Apenas habían acabado las fiestas de Navidad, que celebramos en la Alcudia, cuando acudió desde el reino de Zaragoza un extraño personaje con una oferta para Rodrigo. Decía ser hijo del señor de Borja, una de las principales fortalezas del reino de Zaragoza, cerca del Moncayo, y que había sido expulsado de ella por un usurpador. Le ofrecía a Rodrigo el dominio del castillo de Borja a cambio de que lo repusiera al frente del mismo.

Rodrigo pareció no fiarse de ese individuo, pero aquélla era una oportunidad rodada para salir de Valencia antes de que en primavera aparecieran las tropas del rey de León.

Nos convocó a todos los que integrábamos su hueste y nos expuso su plan:

—Nos ofrecen el castillo de Borja, una poderosa fortaleza que algunos conocéis, si ayudamos a su dueño a recuperarla.

—Borja pertenece al reino de Zaragoza —le recordé—. Podríamos entrar en conflicto con al-Mundir.

—Tal vez, aunque no creo que al-Mundir esté en condiciones de oponérsenos; bastante tiene con soportar la presión de los aragoneses.

Rodrigo hubiera aceptado cualquier cosa con tal de no estar en Valencia cuando se presentara ante sus murallas Alfonso de León y de Castilla. No es que le tuviera miedo, pero no estaba seguro de qué haría la mayoría de su hueste en caso de que sus soldados se vieran obligados a enfrentarse a sus parientes y amigos castellanos en un campo de batalla y frente a unas tropas mandadas por el mismo rey que había jurado defender los fueros y leyes de Castilla en Burgos. El Cid no quería tentar a la suerte y la invitación para tomar el castillo de Borja fue vista por todos como un verdadero alivio. Estábamos preparando nuestro equipo para partir hacia Borja cuando se presentó en Valencia un emisario del rey de Zaragoza. Al-Mundir reclamaba la ayuda de Rodrigo ante los ataques de que estaba siendo objeto por parte del rey de Aragón.

—El rey Sancho Ramírez ha construido una fortaleza que llama El Castelar a muy pocas millas de Zaragoza. Su majestad al-Mundir os pide vuestra mediación para que hagáis desistir al aragonés de su empeño —dijo el mensajero zaragozano.

—Ambos reyes son amigos y aliados míos.
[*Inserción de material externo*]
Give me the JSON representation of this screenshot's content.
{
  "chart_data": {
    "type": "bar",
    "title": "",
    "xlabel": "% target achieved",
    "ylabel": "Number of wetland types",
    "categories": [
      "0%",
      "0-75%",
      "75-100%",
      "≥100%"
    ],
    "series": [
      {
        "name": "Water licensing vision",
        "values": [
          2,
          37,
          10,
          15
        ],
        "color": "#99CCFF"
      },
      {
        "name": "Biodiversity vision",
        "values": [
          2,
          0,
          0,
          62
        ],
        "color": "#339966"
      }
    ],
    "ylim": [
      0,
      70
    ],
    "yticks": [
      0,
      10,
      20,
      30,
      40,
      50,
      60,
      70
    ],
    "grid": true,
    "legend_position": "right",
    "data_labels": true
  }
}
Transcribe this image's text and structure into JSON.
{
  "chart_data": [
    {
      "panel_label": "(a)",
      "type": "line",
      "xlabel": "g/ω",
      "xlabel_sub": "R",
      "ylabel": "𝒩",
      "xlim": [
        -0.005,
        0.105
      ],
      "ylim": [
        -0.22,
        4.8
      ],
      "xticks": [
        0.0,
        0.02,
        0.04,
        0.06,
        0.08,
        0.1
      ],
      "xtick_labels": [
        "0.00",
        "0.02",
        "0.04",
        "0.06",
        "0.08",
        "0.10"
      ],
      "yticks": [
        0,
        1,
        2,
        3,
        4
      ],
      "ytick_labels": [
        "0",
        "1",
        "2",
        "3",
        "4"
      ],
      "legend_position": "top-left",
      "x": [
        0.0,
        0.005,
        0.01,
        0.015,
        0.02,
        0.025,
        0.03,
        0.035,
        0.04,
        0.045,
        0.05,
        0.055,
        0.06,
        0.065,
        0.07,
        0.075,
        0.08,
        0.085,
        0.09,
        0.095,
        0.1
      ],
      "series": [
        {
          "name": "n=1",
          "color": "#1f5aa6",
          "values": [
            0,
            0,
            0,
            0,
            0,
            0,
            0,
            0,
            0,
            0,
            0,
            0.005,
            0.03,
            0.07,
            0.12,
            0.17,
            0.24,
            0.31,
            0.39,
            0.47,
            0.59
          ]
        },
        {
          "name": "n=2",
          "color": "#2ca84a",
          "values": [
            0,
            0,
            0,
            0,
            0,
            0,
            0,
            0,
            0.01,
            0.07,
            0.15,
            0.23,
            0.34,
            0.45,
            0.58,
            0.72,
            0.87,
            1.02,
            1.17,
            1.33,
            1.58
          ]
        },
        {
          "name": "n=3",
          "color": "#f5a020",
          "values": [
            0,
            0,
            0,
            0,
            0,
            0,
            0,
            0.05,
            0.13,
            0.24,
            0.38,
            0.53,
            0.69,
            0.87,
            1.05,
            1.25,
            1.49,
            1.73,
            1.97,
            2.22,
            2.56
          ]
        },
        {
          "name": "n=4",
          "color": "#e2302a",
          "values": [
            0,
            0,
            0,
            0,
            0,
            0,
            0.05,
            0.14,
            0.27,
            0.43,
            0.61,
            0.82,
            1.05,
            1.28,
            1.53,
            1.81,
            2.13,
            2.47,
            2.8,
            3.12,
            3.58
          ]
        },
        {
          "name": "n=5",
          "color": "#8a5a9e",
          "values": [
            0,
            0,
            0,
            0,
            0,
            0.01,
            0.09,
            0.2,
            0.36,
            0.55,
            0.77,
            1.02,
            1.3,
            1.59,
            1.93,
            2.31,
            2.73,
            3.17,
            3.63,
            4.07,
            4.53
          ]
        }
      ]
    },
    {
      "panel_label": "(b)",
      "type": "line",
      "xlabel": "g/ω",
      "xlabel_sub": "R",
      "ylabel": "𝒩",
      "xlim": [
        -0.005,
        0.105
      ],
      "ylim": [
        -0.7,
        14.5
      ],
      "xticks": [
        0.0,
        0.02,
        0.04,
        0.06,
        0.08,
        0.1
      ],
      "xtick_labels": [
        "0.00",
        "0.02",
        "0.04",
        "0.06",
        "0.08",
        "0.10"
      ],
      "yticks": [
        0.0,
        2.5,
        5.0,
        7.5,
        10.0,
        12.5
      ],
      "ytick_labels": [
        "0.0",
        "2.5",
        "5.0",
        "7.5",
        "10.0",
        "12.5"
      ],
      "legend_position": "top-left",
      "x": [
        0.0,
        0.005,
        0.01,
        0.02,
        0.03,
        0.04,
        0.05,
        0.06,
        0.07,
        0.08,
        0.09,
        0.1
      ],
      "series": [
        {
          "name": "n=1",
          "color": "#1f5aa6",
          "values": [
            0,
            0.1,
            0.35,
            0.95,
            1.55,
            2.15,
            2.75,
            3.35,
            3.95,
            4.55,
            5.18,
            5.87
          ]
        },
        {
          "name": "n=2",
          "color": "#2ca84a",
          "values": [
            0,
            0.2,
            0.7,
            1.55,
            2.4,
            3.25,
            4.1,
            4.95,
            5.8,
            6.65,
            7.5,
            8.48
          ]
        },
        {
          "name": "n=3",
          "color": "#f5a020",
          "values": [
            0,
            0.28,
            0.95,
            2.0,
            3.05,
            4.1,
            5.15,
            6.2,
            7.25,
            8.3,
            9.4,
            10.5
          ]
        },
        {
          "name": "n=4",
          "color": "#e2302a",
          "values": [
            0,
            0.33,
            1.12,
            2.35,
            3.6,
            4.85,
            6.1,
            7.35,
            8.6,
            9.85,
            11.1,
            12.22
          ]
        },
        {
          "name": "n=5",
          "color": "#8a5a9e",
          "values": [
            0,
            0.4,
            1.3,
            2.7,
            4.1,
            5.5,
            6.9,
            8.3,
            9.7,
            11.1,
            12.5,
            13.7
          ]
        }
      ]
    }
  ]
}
El rey de Aragón me ha enviado cuarenta caballeros para reforzar mi mesnada y el de Zaragoza me ofrece su amistad si yo lo ayudo a desembarazarse del aragonés. ¿Cómo puedo optar por uno de los dos si a ambos estimo por igual? —se preguntó el Cid.

—Su majestad dice que os acordéis de su padre, el rey al-Mutamin; él fue vuestro mejor amigo. Ahora su hijo os reclama y os pide ayuda en su nombre.

—Yo estuve al servicio de al-Mutamin mientras vivió, y tal vez hubiera seguido toda mi vida a su lado si no hubiera muerto. También serví a al-Mundir, pero jamás me comprometí a hacerlo hasta la muerte.

—El recuerdo de al-Mutamin…

—Los recuerdos pasan y cambian —cortó Rodrigo al mensajero zaragozano—. Dos hombres que hayan presenciado la misma escena la recordarán de forma distinta tiempo después, e incluso el mismo hombre la recreará de manera bien diferente con el paso del tiempo. Los recuerdos no permanecen en la cabeza de los hombres estables como las montañas, sino que cambian conforme cambiamos nosotros mismos.